Też kiedyś myślałem, że ta lista to jakaś kpina, okazało się, że byłem zwykłym ignorantem. Teraz znam już swój błąd - nie oceniaj filmu, kiedy go nie obejrzałeś. Teraz czas wziąć się za "Ojca chrzestnego".
Pozdrawiam.
Oj lista filmwebu jest wybitnie niemiarodajna i nieco bzdurna. Od 70 miejsca filny latają codziennie o 200-300 miejsc. Dodatkowo na liście brakuje takich filmów jak Ben Hur, Deszczowa piosenka, Okno na podwórze, Ptaki, Na zachodzie bez zmian, Barry Lyndonn, DR Strangelove, Stalker itp itd. Dzięki temu w czołówce nierzadko mamy filmy, któe normalnie ledwo łapią się 200 najlepszych filmów. Może za jakieś 10 - 15 lat jak tym filmom przybędzie głosów do tysiąca można będzie obiektywnie spojrzeć na listę FW>
Masz rację. Ten film nie powinien zajmować czwartego miejsca. Powinien być na PIERWSZYM miejscu ex equo z Skazanymi na Shawshank. Ten film jest dużo lepszy od Ojca Chrzestnego & CO. Na IMDB jest na 212 miejscu ? I co z tego ? Chcesz powoływać się na niepoważny serwis w którym jakieś badziewne gwiezdne wojny i trzecia część Władcy Pierścieni ( film, fajnie zrealizowany, ale bez jakiegokolwiek przesłania ) są wyżej od Lotu nad kukułczym gniazdem i Milczenia Owiec, a Infiltracja jest wyżej od takich klasyków jak Leon Zawodowiec, American Beauty czy Wściekłe Psy ? IMDB to miejsce gdzie głosuje pełno ludzi na filmy w których "Jucha bucha" "Fajnie się leją" etc. Bo bardzo mało osób ogląda i docenia takie arcydzieła kinematografi jak np. Scarface...

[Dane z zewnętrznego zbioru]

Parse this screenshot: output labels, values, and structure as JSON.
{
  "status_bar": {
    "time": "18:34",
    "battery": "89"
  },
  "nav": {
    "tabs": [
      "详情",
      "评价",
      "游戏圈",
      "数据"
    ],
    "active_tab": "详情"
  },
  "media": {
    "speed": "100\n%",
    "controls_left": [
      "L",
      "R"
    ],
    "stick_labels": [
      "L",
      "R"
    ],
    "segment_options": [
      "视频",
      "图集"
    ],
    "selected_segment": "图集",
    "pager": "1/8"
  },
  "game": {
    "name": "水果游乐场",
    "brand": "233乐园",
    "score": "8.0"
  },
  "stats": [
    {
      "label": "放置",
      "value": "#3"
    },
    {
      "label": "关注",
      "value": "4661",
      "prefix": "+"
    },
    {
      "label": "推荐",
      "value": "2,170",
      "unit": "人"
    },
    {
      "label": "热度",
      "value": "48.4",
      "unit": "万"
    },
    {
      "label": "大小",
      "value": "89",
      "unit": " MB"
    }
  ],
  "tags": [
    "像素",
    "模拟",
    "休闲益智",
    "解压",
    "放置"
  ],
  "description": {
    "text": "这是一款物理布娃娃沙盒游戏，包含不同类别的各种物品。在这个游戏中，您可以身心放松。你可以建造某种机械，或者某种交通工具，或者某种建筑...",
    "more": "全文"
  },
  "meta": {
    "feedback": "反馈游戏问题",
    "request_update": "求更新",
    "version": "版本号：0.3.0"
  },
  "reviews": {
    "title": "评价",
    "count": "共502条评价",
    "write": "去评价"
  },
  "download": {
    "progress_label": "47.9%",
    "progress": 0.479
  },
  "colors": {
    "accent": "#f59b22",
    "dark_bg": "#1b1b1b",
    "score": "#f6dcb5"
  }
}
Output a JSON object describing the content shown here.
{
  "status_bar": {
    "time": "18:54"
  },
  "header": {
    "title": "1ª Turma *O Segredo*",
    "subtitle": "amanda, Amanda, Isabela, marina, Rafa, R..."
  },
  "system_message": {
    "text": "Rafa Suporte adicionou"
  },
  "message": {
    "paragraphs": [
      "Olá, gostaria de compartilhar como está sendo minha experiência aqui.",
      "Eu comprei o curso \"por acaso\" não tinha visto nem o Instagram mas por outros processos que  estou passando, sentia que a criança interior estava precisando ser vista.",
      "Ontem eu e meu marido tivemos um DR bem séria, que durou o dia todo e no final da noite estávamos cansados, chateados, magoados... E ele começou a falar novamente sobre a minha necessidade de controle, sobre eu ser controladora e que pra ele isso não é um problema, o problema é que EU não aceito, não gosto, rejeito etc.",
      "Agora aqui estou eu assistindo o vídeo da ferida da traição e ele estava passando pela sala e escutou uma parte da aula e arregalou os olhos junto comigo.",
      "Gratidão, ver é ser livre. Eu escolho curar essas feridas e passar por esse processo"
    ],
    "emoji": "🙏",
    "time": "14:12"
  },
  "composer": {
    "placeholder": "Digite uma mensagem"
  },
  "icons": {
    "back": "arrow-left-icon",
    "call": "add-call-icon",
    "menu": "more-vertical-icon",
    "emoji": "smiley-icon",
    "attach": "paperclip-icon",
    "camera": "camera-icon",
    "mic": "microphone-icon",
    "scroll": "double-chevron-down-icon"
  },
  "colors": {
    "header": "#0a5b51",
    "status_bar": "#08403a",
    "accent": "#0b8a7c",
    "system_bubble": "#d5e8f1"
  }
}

Ale masz problem www.imdb.com, tam masz po angielsku, ale myśle, że sobie poradzisz, gdzieś w menu będzie 250 greatest movies, czy coś w tym stylu... klikasz i masz liste
Zupełnie się z tobą zgadzam. Ten film nie powinien zajmowac 4 miejsca ale numer 1 :D. Jest to najlepszy film jaki w życiu oglądałem, lepszy od Ojca Chrzestnego (który też jest kozacki). Snoop Dogg ogląda ten film raz w miesiącu :D. Najlepszy kino gangsterskie wszech czasów.